The newly elected all-male Guild team is not a problem

When the voter turnout is 20% the real question is: who cares?


Over 6,000 students voted in the Guild elections this year, beating the previous record of just 5,000. After weeks of heavy campaigning it was announced on Friday evening that Sean Turner has been re-elected as the Guild president, with Ananda Mohan; Oba Akinwale and new elect Rory Hughes as officers. This is the first all male presidential team since 1982 and some would say a real backwards step.

In fact, candidate Rhiannon Farrell, alongside others, spoke out yesterday in an article for The Tab claiming the practical suggestion to tackle this apparent “under representation” is to have a quota whereby the lead officers would be made up of 50% females. However, surely this notion reverts back to an age where there was once was an actual thing called the “Lady President”?

Emma Simms represented women for two years at the Guild

Joe Smart, President of the Mental Health Society supports an idea for a quota stating that “The four male officers may care and they may listen and they may try to make change, but I struggle to believe it’ll be their priority and they will never fully understand the importance of it.” But this line of thinking makes some majorly flawed assumptions. By suggesting that only women can fight for the injustice of women and men won’t prioritise these issues, you are as much a part of the problem as anyone.

These calls for a quota and criticisms of the lack of female representation seem to have overshadowed the simple facts. This result and the re-election of three out of the four candidates follows a general trend that Liverpool students tend to vote for their Guild presidents to serve two terms. Hannah M Charnock served two terms between 2002-2004, as did Danielle Grufferty from 2008-2010. In fact, since 2006, only two Guild presidents have not served a second term. As for newbie Rory Hughes, he is the president of one of the biggest societies on campus and had a direct voice to politically active voters.

It seems, of those that do vote, most go with the faces they recognise plastered across the guild walls – one of whom also happens to be the guy who’s promising a new place to get drunk after lectures. The plain, unavoidable truth is most students do not feel an active interest in the Guild election process, as reflected in the 20% turnout. As Sean Turner said in an interview with The Tab earlier last semester “people don’t identify as being members of the Guild”.

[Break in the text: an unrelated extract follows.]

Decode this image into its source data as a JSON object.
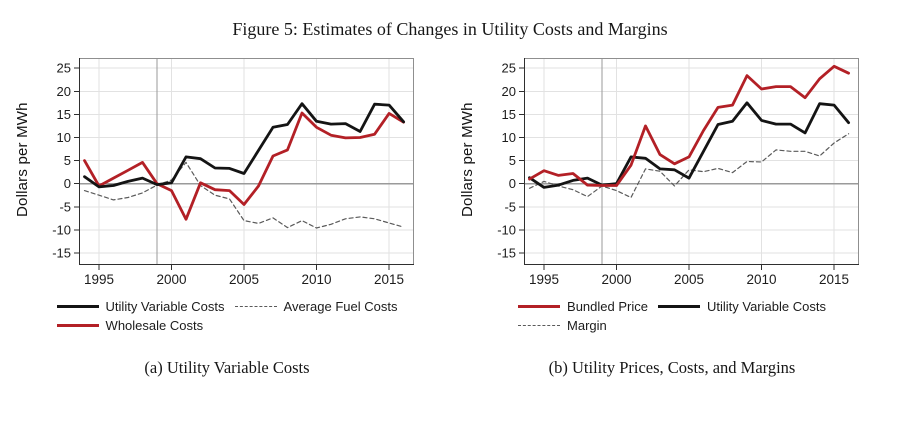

This team were not voted in because they were all men, they were voted in because most of us do not feel actively invested enough to search through the manifestos of the alternative options. Most of us do not care enough to even vote, let alone stand and listen to someone outside the Sydney Jones. We just go for the man or woman who is already doing the job. Alternatively, failing that, we’ll just go for someone we vaguely know.

Of course, if this team does not put women’s issues at the forefront of future Guild policies, they should be and will be held to account. However, before we make suggestions of a token “female role” and criticise this team before they have even begun work, let’s let them do the job they have been democratically elected to do. We can discuss the reasons these officers were voted in at length, as with any election, but these officers do reflect the 6,000 votes that were cast.

We need to do more to incentivise student politics as it is in our interests to vote for a team of guild officers with strong policies and the ability to get things done. However, what is not in our interest is whether they have a dick or not.